Turning to BCRX's financials we find that for the third quarter of 2011 the company held cash, cash equivalents and investments of $61.0 million. Net operating cash use for the recent quarter was $10.4 million and $25.3 million through nine months of 2011. BioCryst continues to expect net operating cash use in 2011 to be approximately $35 million.
BCRX is another one of those companies that seems to have the potential to make a strong comeback. As their trials progress and the picture become clearer, it will be interesting to see if BCRX can return to their former glory that once was.
Arena Pharmaceuticals, Inc. (ARNA)
Anyone that has been around speculative biotech knows of ARNA. The company is a clinical-stage biopharmaceutical company focused on discovering, developing and commercializing oral drugs that target four major therapeutic areas: cardiovascular, central nervous system, inflammatory and metabolic diseases. ARNA's knockdown came at the hands of its drug, Lorcaserin. This is their most advanced investigational drug candidate and is intended for weight management. Needless to say, safe weight loss drugs would be highly desirable in the field of medicine.

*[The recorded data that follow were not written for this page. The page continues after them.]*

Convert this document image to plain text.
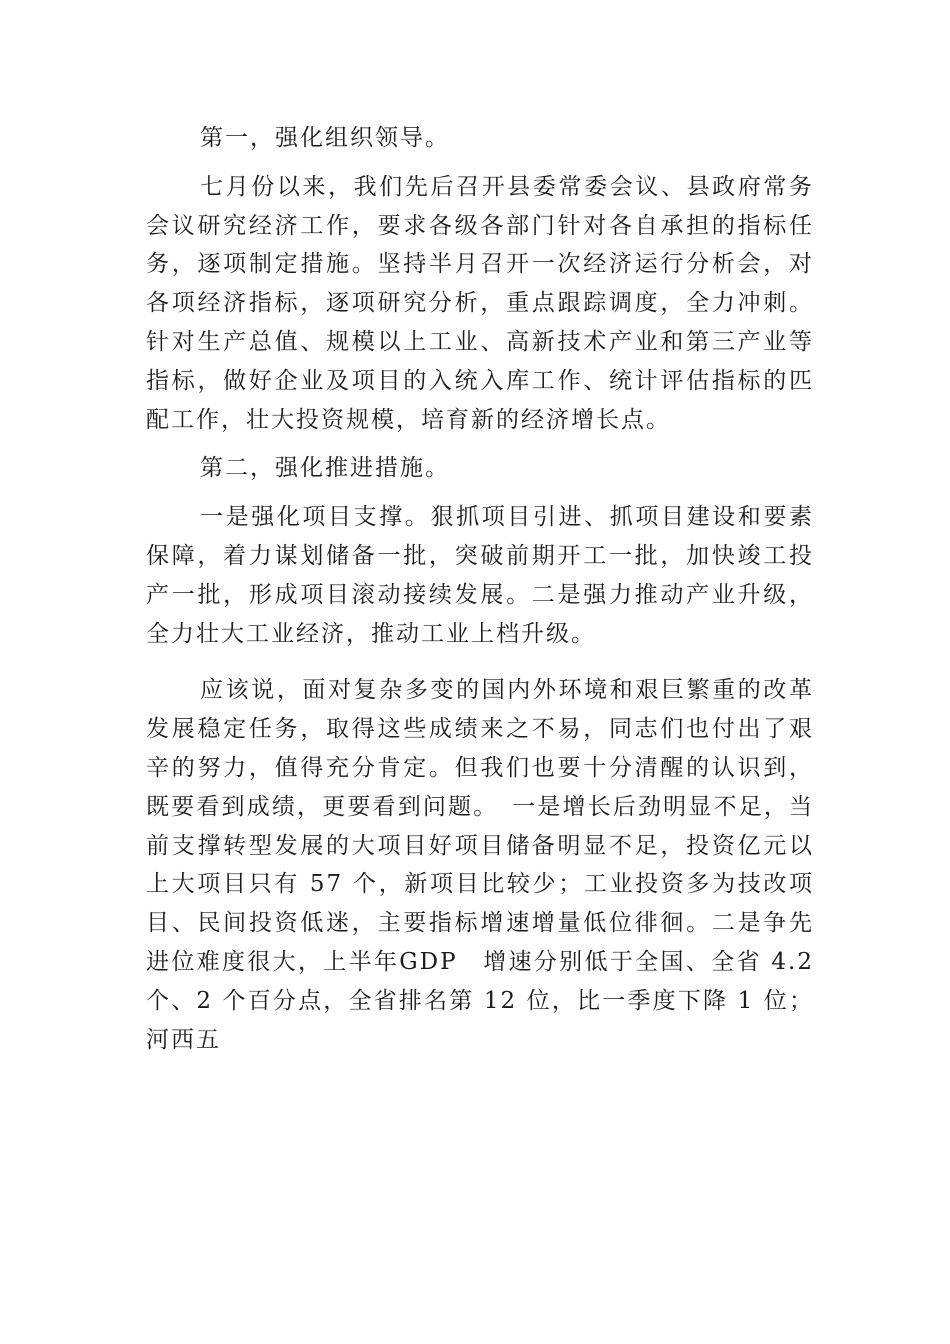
第一，强化组织领导。

七月份以来，我们先后召开县委常委会议、县政府常务会议研究经济工作，要求各级各部门针对各自承担的指标任务，逐项制定措施。坚持半月召开一次经济运行分析会，对各项经济指标，逐项研究分析，重点跟踪调度，全力冲刺。针对生产总值、规模以上工业、高新技术产业和第三产业等指标，做好企业及项目的入统入库工作、统计评估指标的匹配工作，壮大投资规模，培育新的经济增长点。

第二，强化推进措施。

一是强化项目支撑。狠抓项目引进、抓项目建设和要素保障，着力谋划储备一批，突破前期开工一批，加快竣工投产一批，形成项目滚动接续发展。二是强力推动产业升级，全力壮大工业经济，推动工业上档升级。

应该说，面对复杂多变的国内外环境和艰巨繁重的改革发展稳定任务，取得这些成绩来之不易，同志们也付出了艰辛的努力，值得充分肯定。但我们也要十分清醒的认识到，既要看到成绩，更要看到问题。　一是增长后劲明显不足，当前支撑转型发展的大项目好项目储备明显不足，投资亿元以上大项目只有 57 个，新项目比较少；工业投资多为技改项目、民间投资低迷，主要指标增速增量低位徘徊。二是争先进位难度很大，上半年GDP　增速分别低于全国、全省 4.2 个、2 个百分点，全省排名第 12 位，比一季度下降 1 位；河西五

ARNA knock down began in December 2009, when after completing a pivotal Phase 3 clinical trial program for Lorcaserin, they submitted a New Drug Application to the FDA. The FDA in turn issued a Complete Response Letter in October 2010, and the advisory committee voted negatively on the drug as they were concerned about the drug's safety. This was the haymaker punch that brought ARNA to is knees. Needless to say, this blow by the FDA laid ARNA's stock price down to very painful levels for those investors expecting so much more. Before the hit, the stock traded close to the $7 level, but afterwards fell to well under $2 a share.
Even though ARNA and the stock price took a thrashing, the company is not down for the count yet. New life has recently been seen in that on February 1, 2012 the company announced that the FDA has notified them that an Endocrinologic and Metabolic Drugs Advisory Committee will meet to discuss the Lorcaserin New Drug Application (NDA) resubmission in the second quarter of 2012. This in no way means that ARNA will prove to be successful in its comeback. Even if the FDA gives ARNA a second chance there are still other companies like Vivus (VVUS) with their drug Qnexa or Orexigen (OREX) with Contrave that are still gunning for the chance to get a piece of the prize. ARNA is definitely not out of the hunt, but the road back could be treacherous.

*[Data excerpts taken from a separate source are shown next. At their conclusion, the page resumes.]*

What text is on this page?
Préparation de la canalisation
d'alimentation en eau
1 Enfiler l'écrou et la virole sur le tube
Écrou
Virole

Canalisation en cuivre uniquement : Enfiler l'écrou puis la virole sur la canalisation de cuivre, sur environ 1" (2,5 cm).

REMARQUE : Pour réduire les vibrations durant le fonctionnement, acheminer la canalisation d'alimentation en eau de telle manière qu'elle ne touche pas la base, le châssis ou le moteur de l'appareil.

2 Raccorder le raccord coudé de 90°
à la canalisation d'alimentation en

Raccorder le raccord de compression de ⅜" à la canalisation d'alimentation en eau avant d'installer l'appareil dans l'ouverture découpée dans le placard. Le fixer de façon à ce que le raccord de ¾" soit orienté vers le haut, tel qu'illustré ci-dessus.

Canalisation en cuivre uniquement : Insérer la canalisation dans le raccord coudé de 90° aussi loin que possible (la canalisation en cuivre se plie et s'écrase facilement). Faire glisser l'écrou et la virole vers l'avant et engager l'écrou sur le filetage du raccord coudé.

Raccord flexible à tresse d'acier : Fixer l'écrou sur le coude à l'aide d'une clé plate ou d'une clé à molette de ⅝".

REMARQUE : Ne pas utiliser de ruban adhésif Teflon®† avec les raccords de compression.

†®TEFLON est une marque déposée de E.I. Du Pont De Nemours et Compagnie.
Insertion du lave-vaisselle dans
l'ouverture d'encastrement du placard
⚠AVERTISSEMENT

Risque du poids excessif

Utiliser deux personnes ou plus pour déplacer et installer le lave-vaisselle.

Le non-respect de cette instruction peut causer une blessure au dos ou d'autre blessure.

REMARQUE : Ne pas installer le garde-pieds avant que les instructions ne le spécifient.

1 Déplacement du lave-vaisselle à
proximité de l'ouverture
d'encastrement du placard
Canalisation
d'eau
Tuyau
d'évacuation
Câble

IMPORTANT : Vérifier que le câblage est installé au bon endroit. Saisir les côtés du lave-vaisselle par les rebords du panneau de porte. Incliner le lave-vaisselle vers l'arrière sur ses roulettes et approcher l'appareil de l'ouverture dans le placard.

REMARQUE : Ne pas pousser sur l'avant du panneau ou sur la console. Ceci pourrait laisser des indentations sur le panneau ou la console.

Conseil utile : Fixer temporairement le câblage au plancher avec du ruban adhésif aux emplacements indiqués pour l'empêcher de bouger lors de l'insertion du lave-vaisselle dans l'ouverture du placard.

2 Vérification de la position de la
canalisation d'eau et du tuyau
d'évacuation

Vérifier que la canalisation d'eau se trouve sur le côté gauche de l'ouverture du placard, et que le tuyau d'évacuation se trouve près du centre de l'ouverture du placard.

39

To make a comeback takes money, and that is what ARNA needs. Early this year the company announced that it had agreed to sell 9,953,250 shares of its common stock, at a price of $1.65775 per share, and approximately 9,953 shares of its Series D Convertible Preferred Stock, at a price of $1,657.75 per share, in a registered direct public offering. The preferred stock is convertible into an aggregate of 9,953,250 shares of Arena common stock. Arena's hope was to receive gross proceeds of approximately $33 million to help fund the company as it tries to make its way through this tough time.
In conclusion, these three companies have all suffered through some challenging events that have not only shaken their investor's confidence, but the stock price as well. They are down but definitely not out for the count. It still remains to be seen if they can actually prove their products successful, get them past the FDA, and successfully market them to the medical community.